Four particles having masses m, 2m, 3m and 4m are placed at the four corners of a square of edge a. Find the gravitational force acting on a particle of mass m placed at the centre.

#### Solution

\[\text { Force due to the particle at A }, \overrightarrow{F}_{OA} = \frac{G \times m \times m}{{OA}^2}\]

\[\text { Let OA } = r\]

\[ \therefore \overrightarrow{F}_{OA} = \frac{G \times m \times m}{r^2} \]

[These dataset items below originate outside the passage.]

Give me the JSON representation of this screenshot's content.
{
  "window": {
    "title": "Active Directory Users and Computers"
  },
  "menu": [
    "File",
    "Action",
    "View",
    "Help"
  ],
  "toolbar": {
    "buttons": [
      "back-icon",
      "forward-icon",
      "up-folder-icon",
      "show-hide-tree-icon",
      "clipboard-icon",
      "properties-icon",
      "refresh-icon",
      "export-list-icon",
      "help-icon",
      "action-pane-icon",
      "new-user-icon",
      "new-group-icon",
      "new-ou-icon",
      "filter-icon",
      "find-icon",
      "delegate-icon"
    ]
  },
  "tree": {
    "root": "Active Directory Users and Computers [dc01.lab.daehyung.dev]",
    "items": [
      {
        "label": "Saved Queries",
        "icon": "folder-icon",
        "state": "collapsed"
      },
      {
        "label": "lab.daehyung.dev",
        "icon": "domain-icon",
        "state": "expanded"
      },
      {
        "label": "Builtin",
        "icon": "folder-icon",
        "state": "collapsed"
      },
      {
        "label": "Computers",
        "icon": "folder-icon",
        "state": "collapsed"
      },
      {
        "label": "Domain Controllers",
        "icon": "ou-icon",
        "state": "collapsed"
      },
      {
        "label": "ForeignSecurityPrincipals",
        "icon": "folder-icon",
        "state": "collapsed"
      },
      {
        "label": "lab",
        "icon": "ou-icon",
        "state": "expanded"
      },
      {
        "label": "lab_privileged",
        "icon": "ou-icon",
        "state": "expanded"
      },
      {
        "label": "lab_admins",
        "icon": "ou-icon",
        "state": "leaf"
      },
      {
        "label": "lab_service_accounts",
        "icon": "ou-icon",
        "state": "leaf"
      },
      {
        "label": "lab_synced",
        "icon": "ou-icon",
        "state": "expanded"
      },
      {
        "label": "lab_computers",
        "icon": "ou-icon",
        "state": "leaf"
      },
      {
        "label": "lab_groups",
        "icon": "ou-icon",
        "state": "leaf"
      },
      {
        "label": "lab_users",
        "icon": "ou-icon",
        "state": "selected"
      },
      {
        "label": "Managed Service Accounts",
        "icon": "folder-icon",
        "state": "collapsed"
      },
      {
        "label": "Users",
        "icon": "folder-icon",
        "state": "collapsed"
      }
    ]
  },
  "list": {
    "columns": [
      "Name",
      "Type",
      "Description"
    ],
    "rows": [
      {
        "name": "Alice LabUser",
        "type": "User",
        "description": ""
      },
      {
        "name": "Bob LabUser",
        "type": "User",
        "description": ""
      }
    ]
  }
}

\[\text { Here }, r = \sqrt{\left( \frac{a}{2} \right)^2 + \left( \frac{a}{2} \right)^2} = \frac{a}{\sqrt{2}}\]

\[\text { Force due to the particle at B }, \overrightarrow{F}_{OB} = \frac{G \times m \times 2m}{r^2}\]

\[\text { Force due to the particle at C }, \overrightarrow{F}_{OC} = \frac{G \times m \times 3m}{r^2}\]

\[\text { Force due to the particle at D }, \overrightarrow{F}_{OD} = \frac{G \times m \times 4m}{r^2}\]

\[\text { Now, resultant force }= \overrightarrow{F}_{OA} + \overrightarrow{F}_{OB} + \overrightarrow{F}_{OC} + \overrightarrow{F}_{OD} \]

\[ = \frac{2Gmm}{a^2}\left[ - \frac{\overrightarrow{i}}{\sqrt{2}} + \frac{\overrightarrow{j}}{\sqrt{2}} \right] + \frac{4Gmm}{a^2}\left[ \frac{\overrightarrow{i}}{\sqrt{2}} + \frac{\overrightarrow{j}}{\sqrt{2}} \right]\]

\[ = \frac{6Gmm}{a^2}\left[ \frac{\overrightarrow{i}}{\sqrt{2}} - \frac{\vec{j}}{\sqrt{2}} \right] + \frac{8Gmm}{a^2}\left[ \frac{- \overrightarrow{i}}{\sqrt{2}} - \frac{- \overrightarrow{j}}{\sqrt{2}} \right]\]

\[ \therefore F = \frac{4\sqrt{4}G m^2}{a^2} \stackrel\frown {j}\]